Tuesday, March 22, 2016

Naan Bread

My first attempt at Naan
Ok - bread - another one of my guilty pleasures (I have a few if you can't tell).  I've never been sure of Naan bread - exactly what it is.  But if you haven't had it before it is a relatively soft bread that is flat.  Surprisingly I didn't think Naan would have yeast in it because of the flat nature of the bread.

The recipe was rather straight forward to make and easy - the trick was not guessing myself on the consistency that the dough would have when I started working with it out of the bowl. I would normally start my bread dough in my Kitchen Aid Mixer - however this one I used a fork and fingers to work with it to start.  I likely would oil my hands a little next before starting to make the dough as it was a lot more sticky than bread dough when I started to work with it.

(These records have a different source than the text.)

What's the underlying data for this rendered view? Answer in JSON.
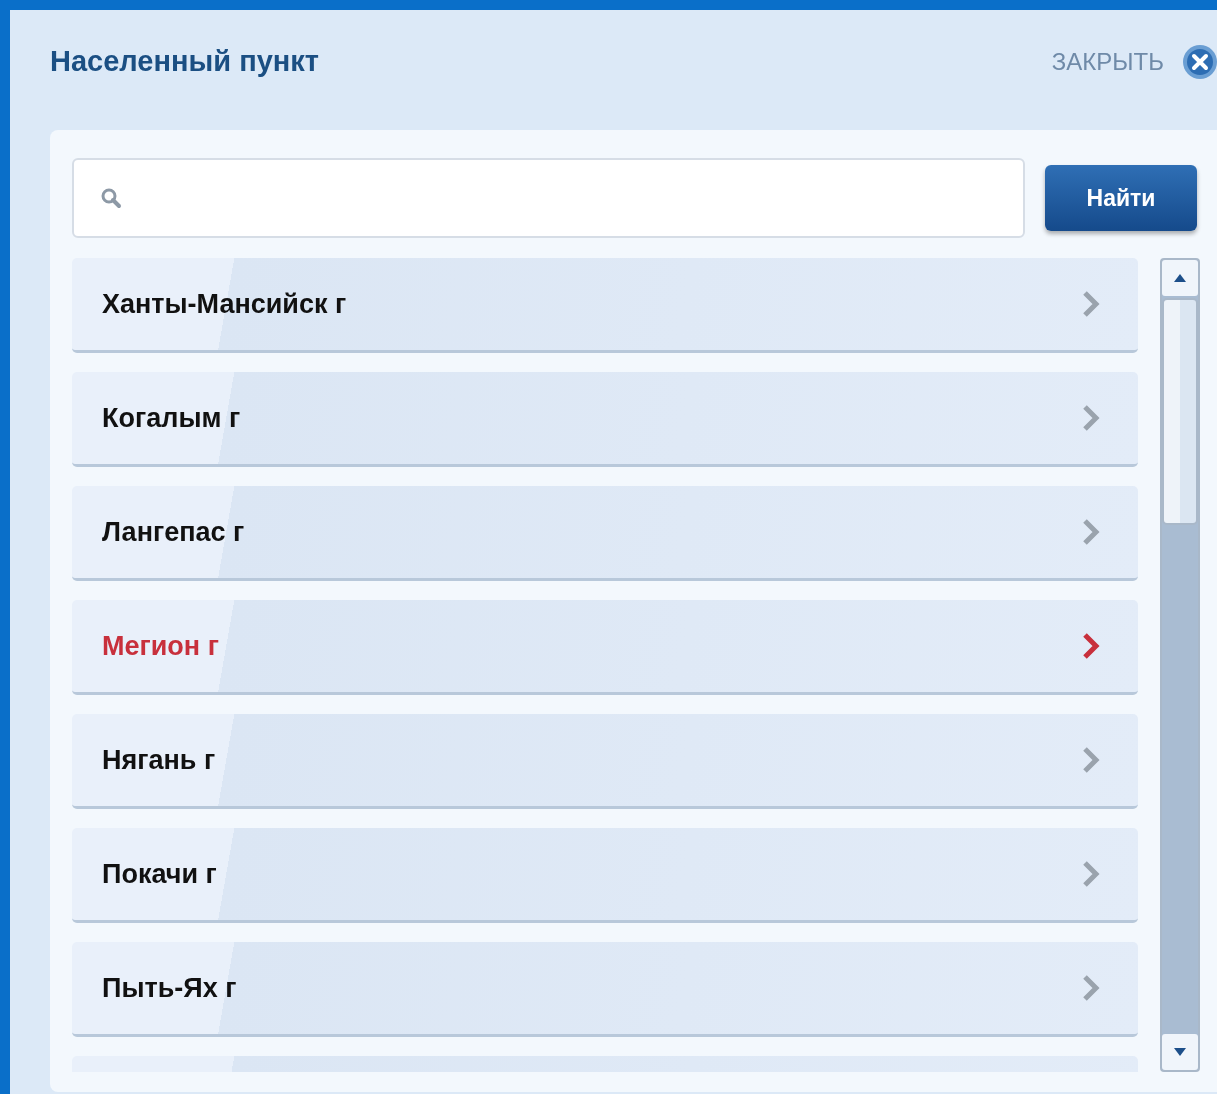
{
  "dialog": {
    "title": "Населенный пункт",
    "close_label": "ЗАКРЫТЬ"
  },
  "search": {
    "button": "Найти"
  },
  "items": [
    {
      "label": "Ханты-Мансийск г",
      "selected": false
    },
    {
      "label": "Когалым г",
      "selected": false
    },
    {
      "label": "Лангепас г",
      "selected": false
    },
    {
      "label": "Мегион г",
      "selected": true
    },
    {
      "label": "Нягань г",
      "selected": false
    },
    {
      "label": "Покачи г",
      "selected": false
    },
    {
      "label": "Пыть-Ях г",
      "selected": false
    }
  ]
}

I was again very thankful this night to have the help of my wonderful bestie - Serina.  Given the time of day that we were making food I need help just to fry the bread (I ended up cleaning the kitchen first before cooking - including cleaning out the fridge while we try to come up with a plan of attack for the evening meal.) In any event we kept the naan plain for this adventure. However, my next challenge will be to be stuff the naan bread with cheese and maybe so some with garlic and basil butter *yum*.
Naan Bread
Makes 12 Naan
4 cups all-purpose flour (plus extra for dusting)
Canola oil
4 tbsp whole-milk yogurt
1 package dried yeast
2 tsp sugar
2 tsp salt
1 tsp baking powder
1 cup whole milk, hand hot.
  1. Pour the flour into a large mixing bowl. Make a well in the middle and add 2 tablespoons of oil, the yogurt, yeast, sugar, salt and baking powder. Mix through with your fingers until the ingredients resemble breadcrumbs, then add the warm milk, little by little, and mix again until it comes together into a dough.
  2. Put the dough on a clean and well-floured surface. The dough will very sticky at first, soft but robust, knead for around 5 minutes. Rub 1 tsp of oil all over the ball of dough.
  3. Transfer the dough to a bowl in which it can double in size. Cover it using a tea towel or plastic wrap and leave it in a warm place for at least an hour.
  4. When the dough has doubled in size, divide into 12 pieces. Take one piece, roll it into a ball, and flatten between your palms. Coat it fresh flour and roll it out to around 5 x 8 inches. 
  5. Put a frying pan on a medium to high heat, and when it's hot, place the naan in it. When the naan starts to bubble - after 20 - 30 seconds - flip it over, using a spatula and cook the other side for the same amount of time, checking regularly to ensure it doesn't learn. Flip over again and quickly press it gently all over with a spatula for 010-15 seconds. Turn the naan over again for another 10 to 15 seconds, check that there are no uncooked doughy bits, then take off the stove.
  6. Keep any cooked naan warm by stacking them onto of each other on a plate or wrapping them in foil, then repeat with the rest of the dough.